June U.S. cutting tool consumption totaled $186.57 million according to the U.S. Cutting Tool Institute (USCTI) and AMT – The Association For Manufacturing Technology. AMT and USCTI represent companies that develop, produce, and distribute cutting tool technology and products.
These numbers for June are down 2.8 percent from May, but up 6 percent when compared with totals from a year ago. With a year-to-date total of $1.095 billion, 2017 is up 5.8 percent when compared with 2016.
These numbers are based on information collected from companies participating in the Cutting Tool Market Report (CTMR) program.

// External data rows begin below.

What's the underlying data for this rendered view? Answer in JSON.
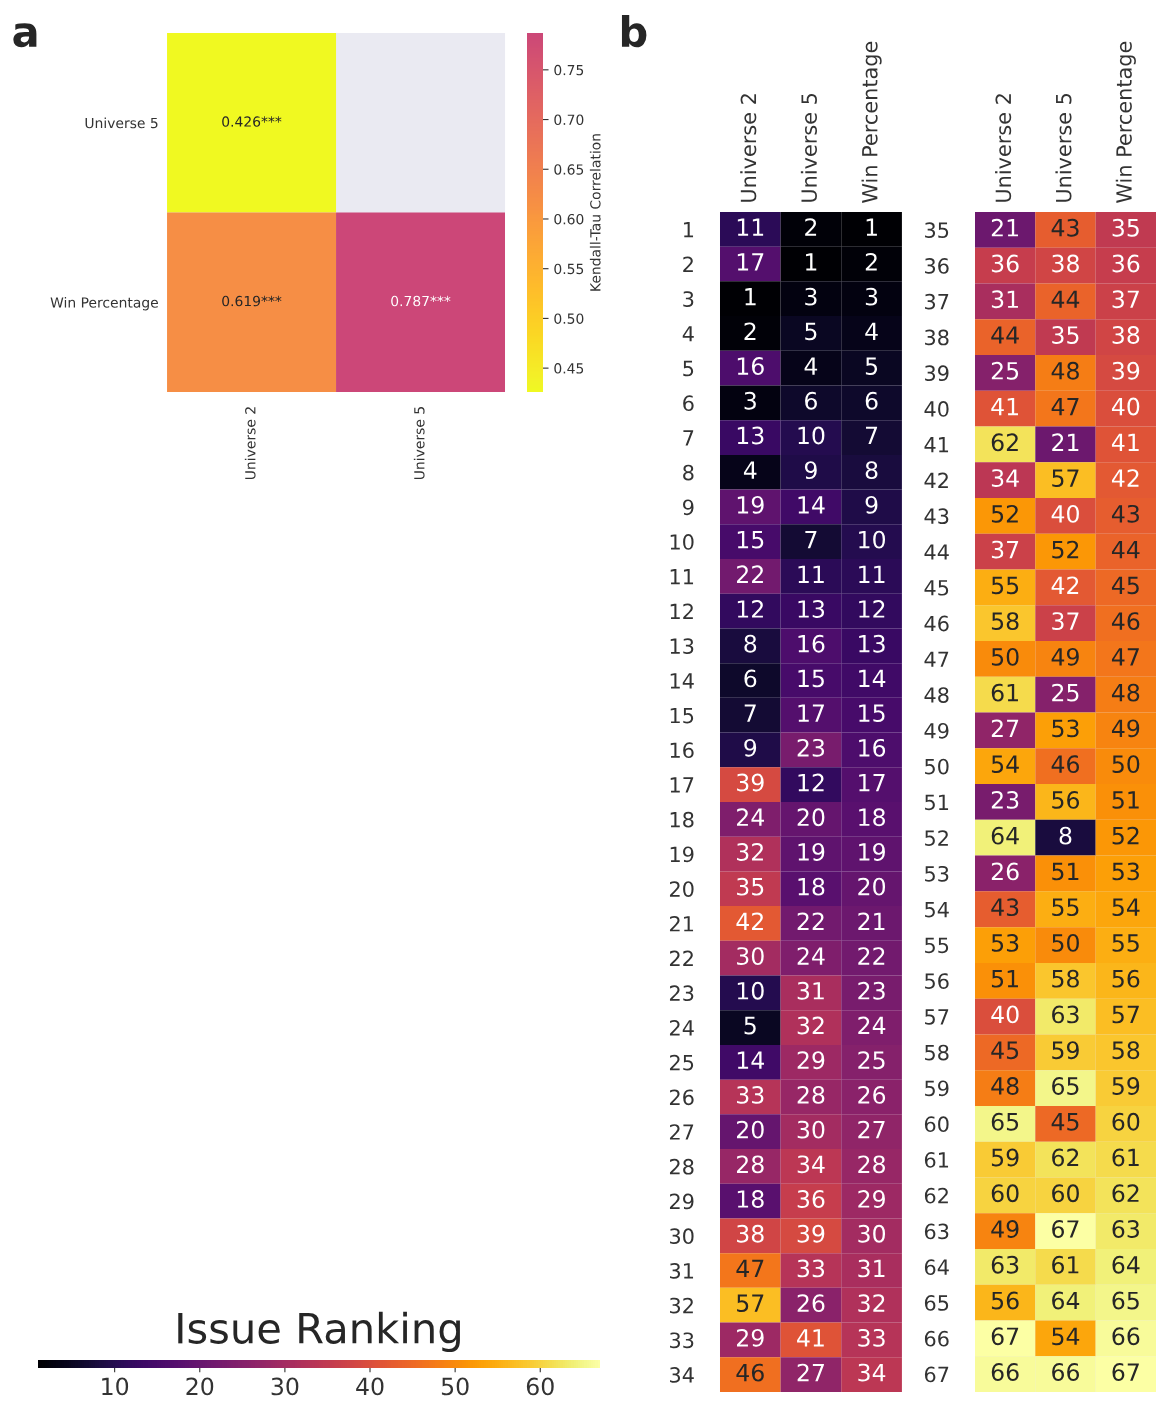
{
  "chart_data": [
    {
      "type": "heatmap",
      "annotations": [
        "a"
      ],
      "categories": [
        "Universe 2",
        "Universe 5"
      ],
      "y_categories": [
        "Universe 5",
        "Win Percentage"
      ],
      "cells": [
        [
          0.426,
          null
        ],
        [
          0.619,
          0.787
        ]
      ],
      "cell_labels": [
        [
          "0.426***",
          null
        ],
        [
          "0.619***",
          "0.787***"
        ]
      ],
      "clabel": "Kendall-Tau Correlation",
      "clim": [
        0.426,
        0.787
      ],
      "cticks": [
        {
          "value": 0.45,
          "label": "0.45"
        },
        {
          "value": 0.5,
          "label": "0.50"
        },
        {
          "value": 0.55,
          "label": "0.55"
        },
        {
          "value": 0.6,
          "label": "0.60"
        },
        {
          "value": 0.65,
          "label": "0.65"
        },
        {
          "value": 0.7,
          "label": "0.70"
        },
        {
          "value": 0.75,
          "label": "0.75"
        }
      ]
    },
    {
      "type": "heatmap",
      "annotations": [
        "b"
      ],
      "categories": [
        "Universe 2",
        "Universe 5",
        "Win Percentage"
      ],
      "y_categories": [
        "1",
        "2",
        "3",
        "4",
        "5",
        "6",
        "7",
        "8",
        "9",
        "10",
        "11",
        "12",
        "13",
        "14",
        "15",
        "16",
        "17",
        "18",
        "19",
        "20",
        "21",
        "22",
        "23",
        "24",
        "25",
        "26",
        "27",
        "28",
        "29",
        "30",
        "31",
        "32",
        "33",
        "34"
      ],
      "cells": [
        [
          11,
          2,
          1
        ],
        [
          17,
          1,
          2
        ],
        [
          1,
          3,
          3
        ],
        [
          2,
          5,
          4
        ],
        [
          16,
          4,
          5
        ],
        [
          3,
          6,
          6
        ],
        [
          13,
          10,
          7
        ],
        [
          4,
          9,
          8
        ],
        [
          19,
          14,
          9
        ],
        [
          15,
          7,
          10
        ],
        [
          22,
          11,
          11
        ],
        [
          12,
          13,
          12
        ],
        [
          8,
          16,
          13
        ],
        [
          6,
          15,
          14
        ],
        [
          7,
          17,
          15
        ],
        [
          9,
          23,
          16
        ],
        [
          39,
          12,
          17
        ],
        [
          24,
          20,
          18
        ],
        [
          32,
          19,
          19
        ],
        [
          35,
          18,
          20
        ],
        [
          42,
          22,
          21
        ],
        [
          30,
          24,
          22
        ],
        [
          10,
          31,
          23
        ],
        [
          5,
          32,
          24
        ],
        [
          14,
          29,
          25
        ],
        [
          33,
          28,
          26
        ],
        [
          20,
          30,
          27
        ],
        [
          28,
          34,
          28
        ],
        [
          18,
          36,
          29
        ],
        [
          38,
          39,
          30
        ],
        [
          47,
          33,
          31
        ],
        [
          57,
          26,
          32
        ],
        [
          29,
          41,
          33
        ],
        [
          46,
          27,
          34
        ]
      ],
      "clabel": "Issue Ranking",
      "clim": [
        1,
        67
      ],
      "data_labels": true,
      "cticks": [
        10,
        20,
        30,
        40,
        50,
        60
      ]
    },
    {
      "type": "heatmap",
      "categories": [
        "Universe 2",
        "Universe 5",
        "Win Percentage"
      ],
      "y_categories": [
        "35",
        "36",
        "37",
        "38",
        "39",
        "40",
        "41",
        "42",
        "43",
        "44",
        "45",
        "46",
        "47",
        "48",
        "49",
        "50",
        "51",
        "52",
        "53",
        "54",
        "55",
        "56",
        "57",
        "58",
        "59",
        "60",
        "61",
        "62",
        "63",
        "64",
        "65",
        "66",
        "67"
      ],
      "cells": [
        [
          21,
          43,
          35
        ],
        [
          36,
          38,
          36
        ],
        [
          31,
          44,
          37
        ],
        [
          44,
          35,
          38
        ],
        [
          25,
          48,
          39
        ],
        [
          41,
          47,
          40
        ],
        [
          62,
          21,
          41
        ],
        [
          34,
          57,
          42
        ],
        [
          52,
          40,
          43
        ],
        [
          37,
          52,
          44
        ],
        [
          55,
          42,
          45
        ],
        [
          58,
          37,
          46
        ],
        [
          50,
          49,
          47
        ],
        [
          61,
          25,
          48
        ],
        [
          27,
          53,
          49
        ],
        [
          54,
          46,
          50
        ],
        [
          23,
          56,
          51
        ],
        [
          64,
          8,
          52
        ],
        [
          26,
          51,
          53
        ],
        [
          43,
          55,
          54
        ],
        [
          53,
          50,
          55
        ],
        [
          51,
          58,
          56
        ],
        [
          40,
          63,
          57
        ],
        [
          45,
          59,
          58
        ],
        [
          48,
          65,
          59
        ],
        [
          65,
          45,
          60
        ],
        [
          59,
          62,
          61
        ],
        [
          60,
          60,
          62
        ],
        [
          49,
          67,
          63
        ],
        [
          63,
          61,
          64
        ],
        [
          56,
          64,
          65
        ],
        [
          67,
          54,
          66
        ],
        [
          66,
          66,
          67
        ]
      ],
      "data_labels": true
    }
  ]
}
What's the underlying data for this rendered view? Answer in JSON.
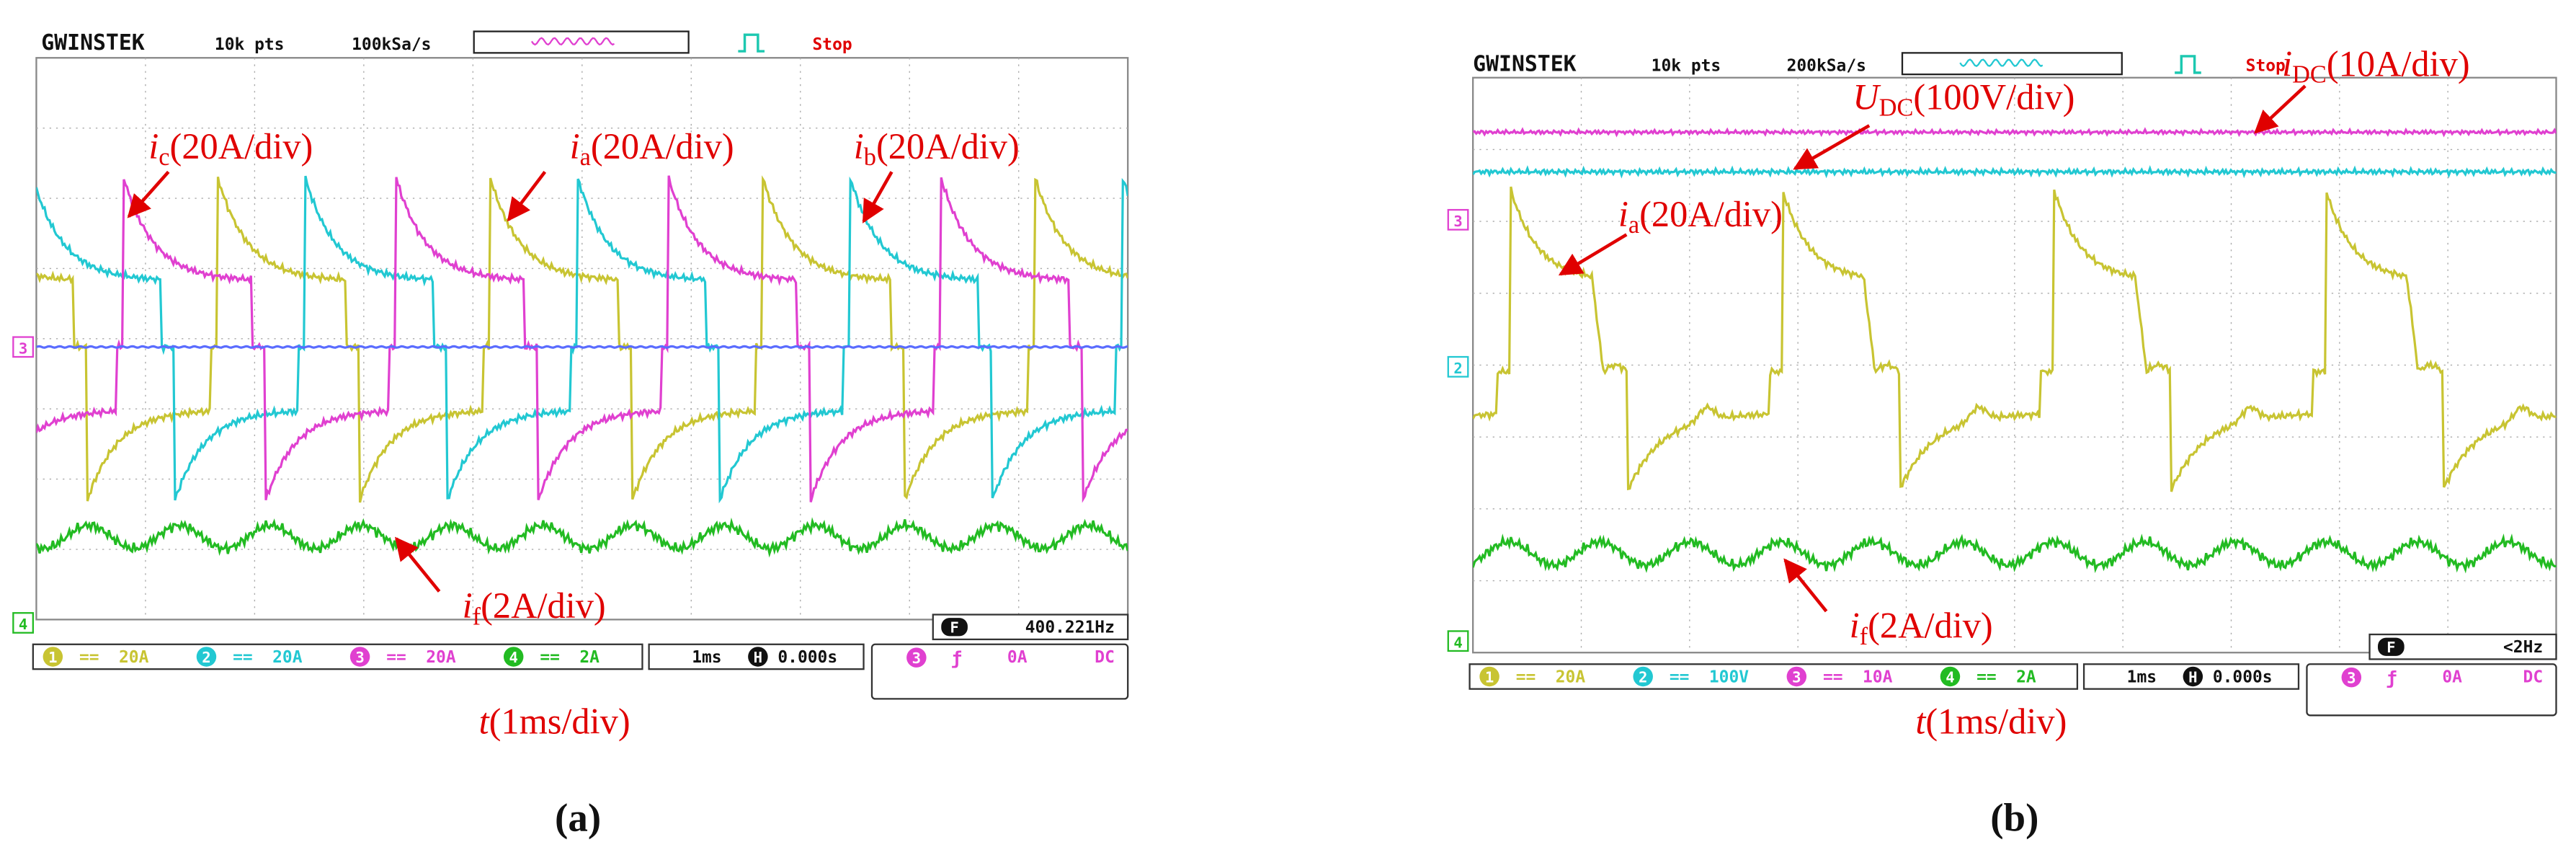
{
  "panels": [
    {
      "header": {
        "brand": "GWINSTEK",
        "record": "10k pts",
        "rate": "100kSa/s",
        "status": "Stop"
      },
      "markers": [
        "3",
        "4"
      ],
      "annotations": [
        {
          "symbol": "i",
          "subscript": "c",
          "scale": "(20A/div)"
        },
        {
          "symbol": "i",
          "subscript": "a",
          "scale": "(20A/div)"
        },
        {
          "symbol": "i",
          "subscript": "b",
          "scale": "(20A/div)"
        },
        {
          "symbol": "i",
          "subscript": "f",
          "scale": "(2A/div)"
        }
      ],
      "channels": [
        {
          "number": "1",
          "coupling": "==",
          "scale": "20A"
        },
        {
          "number": "2",
          "coupling": "==",
          "scale": "20A"
        },
        {
          "number": "3",
          "coupling": "==",
          "scale": "20A"
        },
        {
          "number": "4",
          "coupling": "==",
          "scale": "2A"
        }
      ],
      "timebase": {
        "scale": "1ms",
        "icon": "H",
        "position": "0.000s"
      },
      "trigger": {
        "source": "3",
        "slope": "ƒ",
        "level": "0A",
        "coupling": "DC"
      },
      "frequency": {
        "icon": "F",
        "value": "400.221Hz"
      },
      "time_axis": {
        "symbol": "t",
        "scale": "(1ms/div)"
      },
      "caption": "(a)"
    },
    {
      "header": {
        "brand": "GWINSTEK",
        "record": "10k pts",
        "rate": "200kSa/s",
        "status": "Stop"
      },
      "markers": [
        "3",
        "2",
        "4"
      ],
      "annotations": [
        {
          "symbol": "U",
          "subscript": "DC",
          "scale": "(100V/div)"
        },
        {
          "symbol": "i",
          "subscript": "DC",
          "scale": "(10A/div)"
        },
        {
          "symbol": "i",
          "subscript": "a",
          "scale": "(20A/div)"
        },
        {
          "symbol": "i",
          "subscript": "f",
          "scale": "(2A/div)"
        }
      ],
      "channels": [
        {
          "number": "1",
          "coupling": "==",
          "scale": "20A"
        },
        {
          "number": "2",
          "coupling": "==",
          "scale": "100V"
        },
        {
          "number": "3",
          "coupling": "==",
          "scale": "10A"
        },
        {
          "number": "4",
          "coupling": "==",
          "scale": "2A"
        }
      ],
      "timebase": {
        "scale": "1ms",
        "icon": "H",
        "position": "0.000s"
      },
      "trigger": {
        "source": "3",
        "slope": "ƒ",
        "level": "0A",
        "coupling": "DC"
      },
      "frequency": {
        "icon": "F",
        "value": "<2Hz"
      },
      "time_axis": {
        "symbol": "t",
        "scale": "(1ms/div)"
      },
      "caption": "(b)"
    }
  ]
}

Officials are pointing to an economy demonstrating slow, but steady growth and buoyed by higher consumer confidence as contributing to the strong sales numbers, which they feel should continue throughout 2017.
In particular, manufacturers and distributors of these tools are seeing automotive and aerospace manufacturing at the forefront of the increased demand. However, the market is still looking for improvement from the housing, agricultural/off-road, and energy markets – especially gas and oil.
Insights
The cutting tool market appears to be a synopsis of the overall manufacturing marketplace. Automotive and aerospace manufacturing are up due to increased government spending and innovative technologies. Despite concerns about the housing market, it remains healthy, but has been operating a “new normal” over the past five years in which there have been a record number of new housing starts.
The energy markets represent somewhat of a paradox. In general lower prices are good for consumers at all levels, which encourages stronger, across-the-board spending. However, lower prices spurred by strong inventory levels and more efficient consumption translates to uneven ebbs and flows in production. While the U.S. is producing more oil, prices are down, which translates to lower profit margins and less internal investment.